The results posted by Colombia’s main incumbent oil producers demonstrate activity in the country’s vital oil industry is recovering. They also, nevertheless, indicate that there is still a considerable journey ahead for the performance of the Andean country’s oil industry to return to pre-COVID-19 levels. That is evident from the latest rig count data released by Baker Hughes. By the end of October 2020 there were only 13 operational drilling rigs in Colombia, one more than a month earlier but still less than half of the 30 operational rigs for the equivalent month in 2019.

Source: Baker Hughes and U.S. EIA.

As the chart illustrates, activity in Colombia’s economically important oil industry remains soft despite improved third quarter oil production from the major incumbents. 
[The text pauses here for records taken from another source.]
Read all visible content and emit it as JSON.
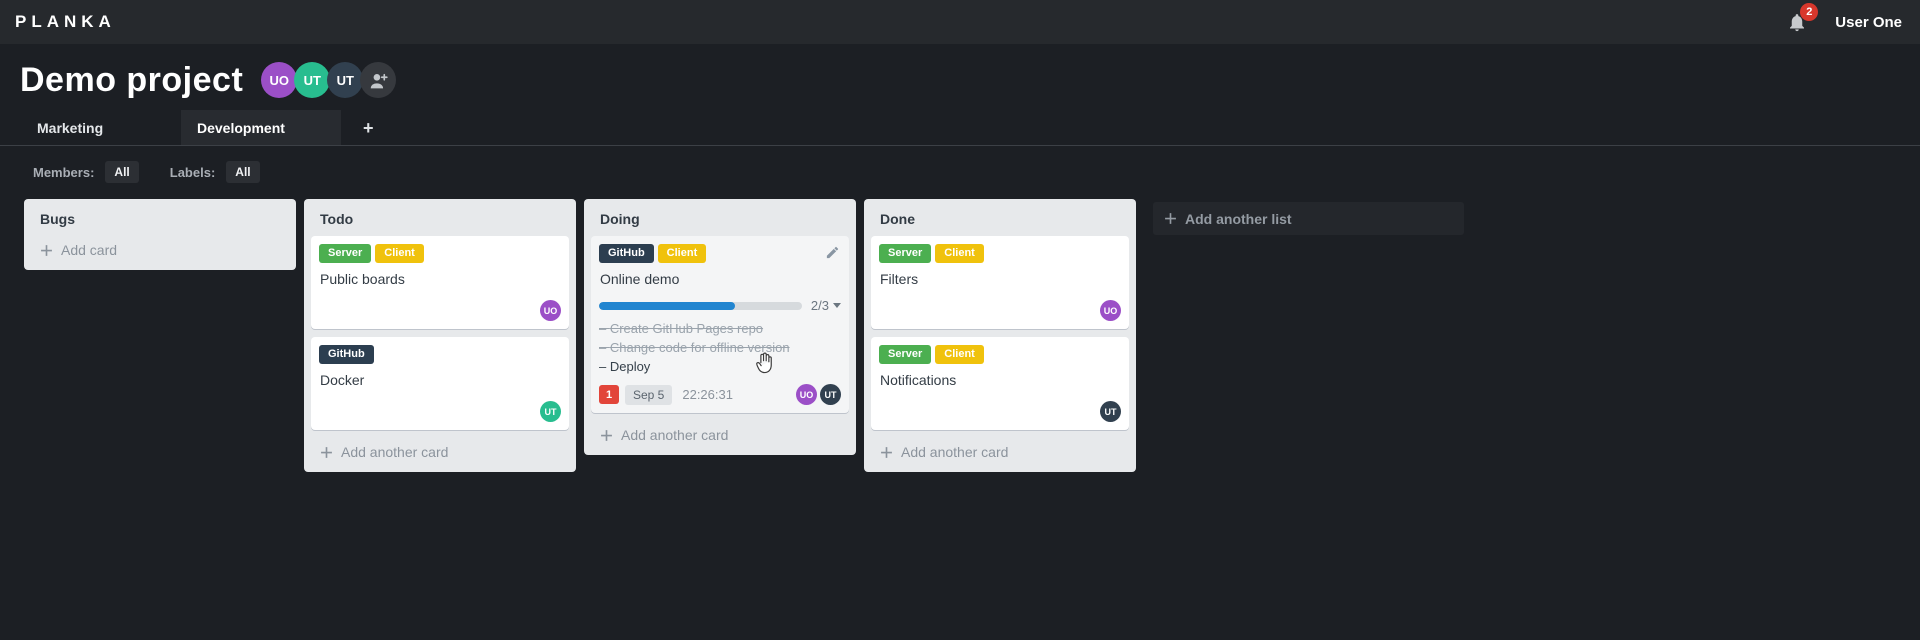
{
  "topbar": {
    "logo": "PLANKA",
    "notifications_count": "2",
    "user_name": "User One"
  },
  "project": {
    "title": "Demo project",
    "members": [
      {
        "initials": "UO",
        "color": "#9b4fc7"
      },
      {
        "initials": "UT",
        "color": "#28bd8f"
      },
      {
        "initials": "UT",
        "color": "#31404f"
      }
    ]
  },
  "tabs": {
    "items": [
      {
        "label": "Marketing"
      },
      {
        "label": "Development"
      }
    ],
    "add_label": "+"
  },
  "filters": {
    "members_label": "Members:",
    "members_value": "All",
    "labels_label": "Labels:",
    "labels_value": "All"
  },
  "board": {
    "add_list_label": "Add another list",
    "lists": [
      {
        "title": "Bugs",
        "add_card_label": "Add card",
        "cards": []
      },
      {
        "title": "Todo",
        "add_card_label": "Add another card",
        "cards": [
          {
            "title": "Public boards",
            "labels": [
              {
                "text": "Server",
                "color": "#4caf50"
              },
              {
                "text": "Client",
                "color": "#f0c20c"
              }
            ],
            "members": [
              {
                "initials": "UO",
                "color": "#9b4fc7"
              }
            ]
          },
          {
            "title": "Docker",
            "labels": [
              {
                "text": "GitHub",
                "color": "#2c3e50"
              }
            ],
            "members": [
              {
                "initials": "UT",
                "color": "#28bd8f"
              }
            ]
          }
        ]
      },
      {
        "title": "Doing",
        "add_card_label": "Add another card",
        "cards": [
          {
            "title": "Online demo",
            "labels": [
              {
                "text": "GitHub",
                "color": "#2c3e50"
              },
              {
                "text": "Client",
                "color": "#f0c20c"
              }
            ],
            "progress": {
              "display": "2/3",
              "done": 2,
              "total": 3,
              "fill": "67%",
              "color": "#2185d0"
            },
            "tasks": [
              {
                "name": "Create GitHub Pages repo",
                "completed": true
              },
              {
                "name": "Change code for offline version",
                "completed": true
              },
              {
                "name": "Deploy",
                "completed": false
              }
            ],
            "notification_count": "1",
            "due_date": "Sep 5",
            "timer": "22:26:31",
            "members": [
              {
                "initials": "UO",
                "color": "#9b4fc7"
              },
              {
                "initials": "UT",
                "color": "#31404f"
              }
            ]
          }
        ]
      },
      {
        "title": "Done",
        "add_card_label": "Add another card",
        "cards": [
          {
            "title": "Filters",
            "labels": [
              {
                "text": "Server",
                "color": "#4caf50"
              },
              {
                "text": "Client",
                "color": "#f0c20c"
              }
            ],
            "members": [
              {
                "initials": "UO",
                "color": "#9b4fc7"
              }
            ]
          },
          {
            "title": "Notifications",
            "labels": [
              {
                "text": "Server",
                "color": "#4caf50"
              },
              {
                "text": "Client",
                "color": "#f0c20c"
              }
            ],
            "members": [
              {
                "initials": "UT",
                "color": "#31404f"
              }
            ]
          }
        ]
      }
    ]
  }
}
The fallout from the COVID-19 pandemic and sharply weaker oil prices could not have come at a worse time for Colombia. Headwinds were already battering the economically all-important oil industry toward the end of 2019. The National Hydrocarbons Agency’s (ANH – Spanish acronym) June 2019 auction received a very tepid response with oil companies only bidding for 15 of the 59 blocks on offer. Those bids were from national oil company Ecopetrol and its subsidiaries as well as industry incumbents Frontera, Parex, Gran Tierra, Canacol Energy, GeoPark. That distinct lack of interest can be blamed on a notable uptick in civil dissent, the outbreak of national protests against President Duque’s administration and deteriorating security, particularly in the countryside where Colombia’s upstream oil industry operates. Since the advent of the COVID-19 pandemic Colombia’s security situation has deteriorated, which along with soft prices and a poor outlook for oil points to even less investment in the country’s oil industry as the October 2020 auction results demonstrate.